Il n'y a pas de commentaires associés a cet article. Vous pouvez réagir.
177723 septembre 2009 — Nous avons observé hier, 22 septembre 2009, les effets d’une situation intérieure US de plus en plus chaotique sur la politique extérieure. Nous notions que nous avions déjà observé l’un ou l’autre élément de ce désordre intérieur (le 17 août 2009, le 8 septembre 2009 et le 19 septembre 2009). Nous mentionnions également comme facteur fondamental de ce désordre le mouvement de protestation dit Tea Party. C’est à ce dernier phénomène que nous nous attachons aujourd’hui, parce qu’il nous semble particulièrement important et déterminant, et mériter une tentative d’analyse spécifique.
Nous avons parlé à deux reprises du mouvement du Tea Party, une fois (le 16 avril 2009), à propos d’une déclaration du gouverneur du Texas, à la première chaîne de manifestations transnationale du mouvement (le 15 avril), concernant l’hypothèse de la sécession de son Etat; une seconde fois, lorsque Robert Reich signalait (le 19 août 2009) la manifestation nationale Tea Party du 12 septembre et proposait d’en organiser une, pour les progressistes, le 13 septembre. Finalement, Reich abandonna son idée devant l’absence de réponse et d’organisation des groupes progressistes.
La manifestation du 12 septembre 2009 à Washington D.C. a été un succès considérable. Les estimations de la foule rassemblée ont varié de manière assez radicale, sinon fantaisiste, sans savoir d’ailleurs dans quel sens. Elles allèrent de “plusieurs dizaines de milliers de personnes” à “plus d’un million de personnes” selon certains républicains. (Une source officieuse européenne, neutre en l’occurrence, observait: «Democratic sources downplay the number to approximately 70,000, while Republicans round the number up to 1.2 million which would have been about forty thousand more than the Obama Inauguration Day crowd and is not at all borne out by the facts.») Dans tous les cas, le succès de la manifestation fut remarquable et lui valut même un article dans le New York Times, d’habitude très discret sur ce genre d’événement qui pourrait faire croire que le désordre existe aux USA.
Le rapport qui en fut fait (NYT, le 13 septembre 2009) est mi-figue mi-raisin, insistant sur les aspects agressifs anti-Obama, mais observant également des attitudes plus générales…. « A sea of protesters filled the west lawn of the Capitol and spilled onto the National Mall on Saturday in the largest rally against President Obama since he took office, a culmination of a summer-long season of protests that began with opposition to a health care overhaul and grew into a broader dissatisfaction with government. […]

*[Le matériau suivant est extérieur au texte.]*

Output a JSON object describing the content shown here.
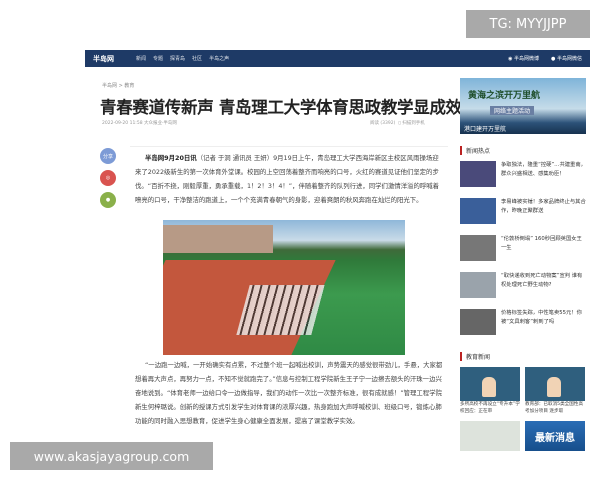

»Dick Armey, a former House Republican leader whose group Freedomworks helped organize the protest, stood before the crowd and led the rallying cries in nearly the same spot where Mr. Obama took his oath of office eight months ago. “He pledged a commitment of fidelity to the United States Constitution,” Mr. Armey said, suggesting that Mr. Obama was in violation of what the founding fathers intended the size and scope of the government to be. […]
»The atmosphere was rowdy at times, with signs and images casting Mr. Obama in a demeaning light. One sign called him the “parasite in chief.” Others likened him to Hitler. Several people held up preprinted signs saying, “Bury Obama Care with Kennedy,” a reference to the Massachusetts senator whose body passed by the Capitol two weeks earlier to be memorialized. Other signs did not focus on Mr. Obama, but rather on the government at large, promoting gun rights, tallying the national deficit and deploring illegal immigrants living in the United States.»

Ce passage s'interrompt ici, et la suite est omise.